For the sake of illustration, after hitting fresh highs in late February, Intel stock has been down by as much as 35% in the last month. In stark contrast with moves other companies have been making, cybersecurity firm Palo Alto Networks (PANW 3.26%) announced an accelerated share repurchase worth $1 billion to be executed during the current quarter. Its stock has been down as much as 50% from recent highs. Palo Alto Networks has its faults too, but that's how you execute a share repurchase program.  

Investors, don't ignore the balance sheet

Since this is an investing piece, there are several supremely important lessons here. In an investment community that had become hyper-focused on growth and momentum, the coronavirus health scare and the ensuing response is a reminder that nothing goes in a straight line. Be prepared.

Knowing that, remember that cash is called king for a reason. While it doesn't provide any growth, there are times when it must be had, and in the moment of crisis is the wrong time to start looking for it. Be the person who is alarmist early, not late, and always keep some powder dry.
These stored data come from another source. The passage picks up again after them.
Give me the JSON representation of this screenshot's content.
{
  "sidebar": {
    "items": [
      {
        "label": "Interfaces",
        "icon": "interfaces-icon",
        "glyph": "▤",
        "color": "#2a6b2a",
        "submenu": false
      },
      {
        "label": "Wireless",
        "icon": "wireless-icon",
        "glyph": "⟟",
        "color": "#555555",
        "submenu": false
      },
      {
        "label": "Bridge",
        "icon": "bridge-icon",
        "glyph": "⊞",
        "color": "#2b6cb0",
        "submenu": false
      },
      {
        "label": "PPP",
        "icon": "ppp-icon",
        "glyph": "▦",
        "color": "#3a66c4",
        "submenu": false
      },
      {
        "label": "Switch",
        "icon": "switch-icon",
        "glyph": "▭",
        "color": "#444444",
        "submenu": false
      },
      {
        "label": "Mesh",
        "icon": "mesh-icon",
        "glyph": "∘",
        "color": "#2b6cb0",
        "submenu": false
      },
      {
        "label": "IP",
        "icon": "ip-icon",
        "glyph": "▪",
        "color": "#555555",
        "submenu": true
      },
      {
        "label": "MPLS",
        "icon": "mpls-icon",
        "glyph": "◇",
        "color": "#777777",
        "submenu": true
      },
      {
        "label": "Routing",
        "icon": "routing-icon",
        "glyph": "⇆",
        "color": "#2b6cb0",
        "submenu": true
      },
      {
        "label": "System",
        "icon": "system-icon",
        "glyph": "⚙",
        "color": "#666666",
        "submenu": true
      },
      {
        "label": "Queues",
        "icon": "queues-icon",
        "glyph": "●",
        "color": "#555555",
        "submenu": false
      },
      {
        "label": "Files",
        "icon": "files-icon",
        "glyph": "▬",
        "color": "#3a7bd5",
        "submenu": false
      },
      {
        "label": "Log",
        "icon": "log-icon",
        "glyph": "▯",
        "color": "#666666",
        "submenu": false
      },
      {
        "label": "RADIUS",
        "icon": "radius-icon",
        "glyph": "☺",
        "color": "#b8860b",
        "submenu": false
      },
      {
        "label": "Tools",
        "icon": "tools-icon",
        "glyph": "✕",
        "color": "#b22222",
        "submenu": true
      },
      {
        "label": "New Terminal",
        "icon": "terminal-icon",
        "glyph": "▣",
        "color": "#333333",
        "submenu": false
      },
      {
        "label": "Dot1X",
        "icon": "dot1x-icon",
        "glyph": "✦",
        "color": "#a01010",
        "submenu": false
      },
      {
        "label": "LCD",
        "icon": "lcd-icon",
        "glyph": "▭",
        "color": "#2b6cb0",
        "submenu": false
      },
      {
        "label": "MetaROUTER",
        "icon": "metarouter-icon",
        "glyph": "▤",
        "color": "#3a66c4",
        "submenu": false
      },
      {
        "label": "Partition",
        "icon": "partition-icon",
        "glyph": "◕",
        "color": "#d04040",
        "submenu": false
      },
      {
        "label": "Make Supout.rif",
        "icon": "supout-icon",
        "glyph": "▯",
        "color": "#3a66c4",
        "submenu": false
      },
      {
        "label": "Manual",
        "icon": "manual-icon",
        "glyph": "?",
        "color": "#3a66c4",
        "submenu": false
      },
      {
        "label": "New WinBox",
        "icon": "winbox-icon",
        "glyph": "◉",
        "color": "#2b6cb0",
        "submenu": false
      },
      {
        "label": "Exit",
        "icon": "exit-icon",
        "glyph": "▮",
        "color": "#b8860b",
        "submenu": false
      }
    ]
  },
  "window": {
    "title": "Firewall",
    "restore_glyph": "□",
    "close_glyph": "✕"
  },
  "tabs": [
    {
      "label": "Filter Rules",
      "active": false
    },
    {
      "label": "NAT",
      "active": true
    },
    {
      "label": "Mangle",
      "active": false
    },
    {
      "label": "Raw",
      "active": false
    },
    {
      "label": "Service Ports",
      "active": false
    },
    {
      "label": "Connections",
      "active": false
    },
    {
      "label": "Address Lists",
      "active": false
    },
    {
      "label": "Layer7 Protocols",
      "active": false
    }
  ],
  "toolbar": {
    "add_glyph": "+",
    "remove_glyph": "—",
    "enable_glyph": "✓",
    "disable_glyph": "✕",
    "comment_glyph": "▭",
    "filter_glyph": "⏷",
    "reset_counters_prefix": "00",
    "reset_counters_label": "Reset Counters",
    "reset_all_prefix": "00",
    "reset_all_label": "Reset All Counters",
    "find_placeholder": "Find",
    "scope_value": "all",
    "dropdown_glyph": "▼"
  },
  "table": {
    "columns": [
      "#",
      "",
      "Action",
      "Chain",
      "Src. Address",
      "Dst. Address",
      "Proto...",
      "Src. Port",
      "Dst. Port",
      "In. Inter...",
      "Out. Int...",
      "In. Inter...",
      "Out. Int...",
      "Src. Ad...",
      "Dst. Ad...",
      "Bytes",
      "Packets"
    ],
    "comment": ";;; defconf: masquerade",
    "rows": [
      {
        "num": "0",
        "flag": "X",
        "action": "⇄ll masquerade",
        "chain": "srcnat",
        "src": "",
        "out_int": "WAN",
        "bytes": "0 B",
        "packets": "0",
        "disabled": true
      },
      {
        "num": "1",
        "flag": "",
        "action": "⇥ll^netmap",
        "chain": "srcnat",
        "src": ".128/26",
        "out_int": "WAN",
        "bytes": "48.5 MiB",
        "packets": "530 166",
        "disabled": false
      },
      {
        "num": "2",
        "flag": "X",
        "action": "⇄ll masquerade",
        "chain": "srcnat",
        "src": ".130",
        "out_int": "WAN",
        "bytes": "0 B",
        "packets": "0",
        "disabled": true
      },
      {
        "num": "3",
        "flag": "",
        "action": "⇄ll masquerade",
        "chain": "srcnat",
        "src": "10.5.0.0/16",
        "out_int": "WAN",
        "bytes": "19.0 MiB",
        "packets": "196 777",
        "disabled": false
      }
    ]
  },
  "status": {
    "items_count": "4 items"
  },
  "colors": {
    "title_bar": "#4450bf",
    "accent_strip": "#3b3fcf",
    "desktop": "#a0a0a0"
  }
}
And finally, while a company's growth trajectory is important, don't forget to check its balance sheet. Revenue, earnings, and per-share earnings metrics get tons of attention, but that's still only a piece of the picture. Businesses that play fast and loose with cash balances and debt should be avoided. It's unfortunate that Buffett's counsel on such matters will be taken seriously after the fact, and the effects felt in the business and investing world because of ignoring the sage wisdom are likely to be felt for a long time.